Don't be caught out by investment scams

Scams
Anti deception
Investment scams
Investment

Do you believe in "zero risk, high return" investments? If so, you could easily fall into an investment scam.

There are many kinds of investment scams, such as Loco London gold fraud, bitcoin fraud, pyramid and Ponzi schemes. No matter the method, the idea is to offer a quick, high return to tempt you into making a bad decision.

Virtual assets

Virtual assets deals like bitcoins are risky. There may be website security problems and if the site is hacked you will lose your bitcoins.

Fraudsters also use virtual assets opportunities as bait. For example, they offer bitcoin mining contracts that are, at first, profitable. But after putting in extra money, or getting friends to take part, the trading platform is shut down. Then, you will lose both your money and bitcoins.

Click here for the latest on virtual assets.

Loco London gold fraud

Conmen often cold-call and persuade you to invest in schemes with names such as Loco London gold, a Renminbi kilobar gold contract, paper gold, gold bar, a 99 tael gold contract or HKD kilo gold contract, and so on …

They may even offer a gift if you open an account. Once you have done so, they will talk you into signing a document authorising someone to trade on behalf of you. Then, they will make "investments" without telling you, until all your money has gone.

Pyramid schemes

It uses auction websites or multi-level marketing plans to catch out victims. The conmen encourage people to pay out lots of money to buy goods, and get others to take part in the scheme, so as to get commission. Most of the money made comes from new membership fees. The conmen are not worried about sales, and the goods are non-refundable or the refund terms are tough. If you don’t have enough money to join the scheme, the fraudsters may try to get you to take out loans.

Ponzi schemes

It offers high returns as bait.
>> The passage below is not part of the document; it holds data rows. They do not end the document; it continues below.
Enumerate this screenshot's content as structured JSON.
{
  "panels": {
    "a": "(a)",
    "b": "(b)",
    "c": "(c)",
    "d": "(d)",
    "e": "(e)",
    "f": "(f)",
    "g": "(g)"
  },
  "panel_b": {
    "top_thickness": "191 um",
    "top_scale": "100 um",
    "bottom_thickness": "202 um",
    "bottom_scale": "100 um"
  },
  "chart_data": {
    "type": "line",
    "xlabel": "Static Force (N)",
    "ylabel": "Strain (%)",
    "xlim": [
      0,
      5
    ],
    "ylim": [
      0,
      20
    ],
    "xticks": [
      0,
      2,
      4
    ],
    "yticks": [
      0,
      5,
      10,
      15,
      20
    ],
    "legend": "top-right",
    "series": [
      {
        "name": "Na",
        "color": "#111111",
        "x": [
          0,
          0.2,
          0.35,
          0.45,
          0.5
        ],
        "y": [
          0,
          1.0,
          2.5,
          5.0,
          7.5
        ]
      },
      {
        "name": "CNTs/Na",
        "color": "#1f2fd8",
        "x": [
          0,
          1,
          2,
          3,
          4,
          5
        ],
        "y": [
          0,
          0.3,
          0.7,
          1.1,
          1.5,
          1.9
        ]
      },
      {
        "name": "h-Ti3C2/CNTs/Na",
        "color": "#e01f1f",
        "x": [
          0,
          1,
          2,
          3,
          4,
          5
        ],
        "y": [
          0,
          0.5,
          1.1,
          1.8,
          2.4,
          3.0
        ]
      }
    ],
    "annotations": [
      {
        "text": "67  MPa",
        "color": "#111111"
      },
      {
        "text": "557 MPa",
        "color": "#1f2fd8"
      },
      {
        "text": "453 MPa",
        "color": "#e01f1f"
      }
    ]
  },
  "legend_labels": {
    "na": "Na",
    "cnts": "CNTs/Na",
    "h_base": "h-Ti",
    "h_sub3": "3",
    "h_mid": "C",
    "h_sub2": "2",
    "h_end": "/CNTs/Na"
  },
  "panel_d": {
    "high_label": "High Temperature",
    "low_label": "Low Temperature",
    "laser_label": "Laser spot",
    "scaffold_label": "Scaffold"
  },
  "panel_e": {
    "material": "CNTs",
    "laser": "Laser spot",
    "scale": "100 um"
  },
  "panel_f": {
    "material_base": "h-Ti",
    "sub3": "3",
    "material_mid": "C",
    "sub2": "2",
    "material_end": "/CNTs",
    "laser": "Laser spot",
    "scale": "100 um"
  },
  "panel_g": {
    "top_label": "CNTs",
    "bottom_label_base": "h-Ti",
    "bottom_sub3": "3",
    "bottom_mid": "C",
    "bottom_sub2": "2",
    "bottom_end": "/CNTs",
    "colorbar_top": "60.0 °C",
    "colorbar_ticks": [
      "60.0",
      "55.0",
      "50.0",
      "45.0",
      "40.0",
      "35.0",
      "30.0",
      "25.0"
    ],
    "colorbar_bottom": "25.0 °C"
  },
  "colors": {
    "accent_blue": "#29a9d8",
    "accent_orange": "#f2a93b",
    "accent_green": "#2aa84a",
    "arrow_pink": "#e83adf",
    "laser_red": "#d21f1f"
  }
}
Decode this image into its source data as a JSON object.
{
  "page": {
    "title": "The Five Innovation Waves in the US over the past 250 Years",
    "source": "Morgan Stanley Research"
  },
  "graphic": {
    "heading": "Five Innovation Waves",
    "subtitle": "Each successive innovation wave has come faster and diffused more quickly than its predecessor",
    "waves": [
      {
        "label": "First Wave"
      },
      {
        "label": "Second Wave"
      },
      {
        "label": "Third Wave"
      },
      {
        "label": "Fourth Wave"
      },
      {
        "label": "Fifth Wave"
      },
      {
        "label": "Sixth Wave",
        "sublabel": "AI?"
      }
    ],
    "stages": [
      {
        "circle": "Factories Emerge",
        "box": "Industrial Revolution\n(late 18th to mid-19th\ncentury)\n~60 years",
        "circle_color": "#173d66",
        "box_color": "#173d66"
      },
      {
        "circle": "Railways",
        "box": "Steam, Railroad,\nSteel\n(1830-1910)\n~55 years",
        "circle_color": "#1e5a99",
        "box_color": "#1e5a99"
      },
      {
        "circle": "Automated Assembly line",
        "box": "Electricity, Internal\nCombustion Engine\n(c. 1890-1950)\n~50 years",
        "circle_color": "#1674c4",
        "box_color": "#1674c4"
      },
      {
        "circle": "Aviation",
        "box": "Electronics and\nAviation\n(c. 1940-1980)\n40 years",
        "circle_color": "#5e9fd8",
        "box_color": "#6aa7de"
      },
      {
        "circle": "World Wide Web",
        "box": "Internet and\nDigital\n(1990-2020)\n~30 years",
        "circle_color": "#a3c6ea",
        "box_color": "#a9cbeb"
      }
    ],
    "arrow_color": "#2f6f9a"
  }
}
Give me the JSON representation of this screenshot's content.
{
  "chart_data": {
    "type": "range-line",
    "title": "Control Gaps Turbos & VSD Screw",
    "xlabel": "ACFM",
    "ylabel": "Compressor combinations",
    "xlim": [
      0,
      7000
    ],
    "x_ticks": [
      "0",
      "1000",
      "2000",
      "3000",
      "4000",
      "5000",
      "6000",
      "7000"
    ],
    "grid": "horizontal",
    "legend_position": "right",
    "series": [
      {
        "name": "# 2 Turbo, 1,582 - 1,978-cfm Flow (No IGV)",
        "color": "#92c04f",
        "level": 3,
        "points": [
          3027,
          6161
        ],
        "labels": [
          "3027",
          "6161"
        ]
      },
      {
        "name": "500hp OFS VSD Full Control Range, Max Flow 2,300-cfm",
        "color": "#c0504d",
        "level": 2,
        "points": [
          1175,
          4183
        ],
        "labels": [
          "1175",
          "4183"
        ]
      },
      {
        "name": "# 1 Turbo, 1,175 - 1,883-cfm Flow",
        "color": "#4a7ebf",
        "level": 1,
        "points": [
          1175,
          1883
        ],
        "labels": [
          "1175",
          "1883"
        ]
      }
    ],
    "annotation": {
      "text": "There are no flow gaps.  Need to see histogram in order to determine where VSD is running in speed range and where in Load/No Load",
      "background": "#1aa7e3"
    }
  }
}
Fraudsters often organise investment seminars and once you are signed up you may make some small profits. This is to encourage greater investment, but you will eventually lose all your money.

Investment scams change from time to time to catch out new victims. They count on people being greedy. The following advice will help you avoid getting caught:

  • Beware of investment plans offering low risks, and returns that are too good to be true.
  • Don’t blindly accept investment opportunities from friends or relatives. They might not know themselves they are being duped.
  • Don’t make investment decisions based just on information from the internet. Fraudsters often send online newsletters, go on forums and spread false information to trick people.
  • Take time to think. Fraudsters will pressure you into making quick decisions. Before you make an investment you should be calm, consider all the facts and the risks.
  • If the investment is complicated ask professionals for advice.